A mystery drug has shown promise for Parkinson’s disease, improving the mobility and balance of mice with Parkinson’s-like symptoms. The drug works by boosting the brain’s waste disposal system to remove toxic protein clumps, but the researchers behind the work aren’t yet revealing what the treatment is, referring to it only as compound X.

“We aim to put some [intellectual property] protection around the repurposing of compound X as it has shown significant findings so far, and could become the first disease-modifying treatment for Parkinson’s disease,” says Zhao Yan at the Swinburne University of Technology in Melbourne, Australia.

Parkinson’s disease, which affects more than 10 million people worldwide, is associated with a loss of nerve cells in parts of the brain that help control movement. This is thought to be due to a build-up of a misfolded form of a protein called alpha-synuclein. Studies suggest that this accumulates due to impairments in the brain’s waste disposal system, known as the glymphatic system. But it was unclear whether boosting this system eased symptoms.

To explore this, Yan and her colleagues turned to a novel mouse model of Parkinson’s. The approach, which they previously developed, involves repeatedly putting a couple of drops containing misfolded alpha-synuclein up the noses of mice. From there, the protein spreads into and around the brain, causing increasingly severe mobility issues. This replicates Parkinson’s much more accurately than other models where symptoms are induced via brain damage, such as toxin exposure, without replicating the alpha-synuclein clumps we see in people, says Yan. She presented the study findings at the Oxford Glymphatic and Brain Clearance Symposium in the UK on 1 April.

The team exposed 20 mice to weekly doses of alpha-synuclein for four months. Two months in, half the mice were given compound X, a drug that has been approved by the US Food and Drug Administration, four times a week. This group also received a chemical called methylcellulose that helps the drug dissolve. Compound X has been shown to boost slow brainwaves, a key driver of glymphatic function, but no study has directly explored its effect on brain waste clearance before, says Yan.

The remaining mice received methylcellulose alone, acting as the controls. The degree of Parkinson’s progression in the mice was roughly equivalent to when people with Parkinson’s disease are at an early stage of the condition, where they may be experiencing changes in smell or sleep, says Yan.

All the mice then completed a mobility test in which they were placed at the top of a thin pole and had to carefully turn their body to make their way down. In the compound X group, 80 per cent of the mice completed the task successfully, compared with just 10 per cent of the control group.

Another movement task required the mice to balance on a rotating rod for 5 minutes. Nearly all of those that received compound X stayed on the whole time, whereas mice in the control group fell off after about 3 minutes, on average.

Further analysis revealed that compound X boosted slow brainwaves during deep sleep, enhancing the flow of fluid through the glymphatic system.
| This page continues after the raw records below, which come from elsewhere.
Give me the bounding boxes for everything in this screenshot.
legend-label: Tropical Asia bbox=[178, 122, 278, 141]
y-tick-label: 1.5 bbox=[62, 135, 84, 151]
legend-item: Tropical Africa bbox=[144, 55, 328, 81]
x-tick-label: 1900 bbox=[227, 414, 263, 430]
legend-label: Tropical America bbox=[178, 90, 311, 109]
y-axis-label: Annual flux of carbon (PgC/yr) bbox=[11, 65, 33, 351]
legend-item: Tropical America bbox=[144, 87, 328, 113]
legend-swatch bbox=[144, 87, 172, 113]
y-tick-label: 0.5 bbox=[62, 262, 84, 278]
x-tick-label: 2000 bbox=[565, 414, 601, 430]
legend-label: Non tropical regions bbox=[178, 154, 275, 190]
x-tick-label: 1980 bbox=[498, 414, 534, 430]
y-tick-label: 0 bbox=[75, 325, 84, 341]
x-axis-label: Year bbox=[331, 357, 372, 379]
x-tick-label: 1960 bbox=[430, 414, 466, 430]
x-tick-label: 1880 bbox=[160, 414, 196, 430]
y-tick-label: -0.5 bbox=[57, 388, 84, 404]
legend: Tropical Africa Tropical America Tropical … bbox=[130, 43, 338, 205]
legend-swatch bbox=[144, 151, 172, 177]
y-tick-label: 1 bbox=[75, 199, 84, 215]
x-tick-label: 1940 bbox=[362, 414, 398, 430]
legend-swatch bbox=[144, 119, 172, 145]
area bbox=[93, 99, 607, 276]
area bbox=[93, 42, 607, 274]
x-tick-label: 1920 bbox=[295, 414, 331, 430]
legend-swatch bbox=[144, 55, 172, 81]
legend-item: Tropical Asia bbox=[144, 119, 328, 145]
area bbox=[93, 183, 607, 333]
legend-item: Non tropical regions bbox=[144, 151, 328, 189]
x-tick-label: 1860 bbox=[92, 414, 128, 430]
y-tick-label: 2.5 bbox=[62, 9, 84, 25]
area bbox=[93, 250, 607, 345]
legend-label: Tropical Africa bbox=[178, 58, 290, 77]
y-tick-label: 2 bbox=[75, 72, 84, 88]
This also reduced the number of alpha-synuclein clumps in the mice’s motor cortex – a brain region that controls movement – by 40 per cent more, on average, compared with methylcellulose alone.

“I think this is very important,” says Wenzhen Duan at Johns Hopkins University in Maryland. “We need compounds or therapies that can delay or slow down the disease. Available treatments in the clinic temporarily relieve symptoms, [but] none of them really slow down or change the disease.”

The team hopes to get regulatory approval to trial the drug in people with early-stage Parkinson’s within the next year. “The long-term aim would be to treat people at the earliest phase of the disease as this would have the biggest benefit,” says Yan.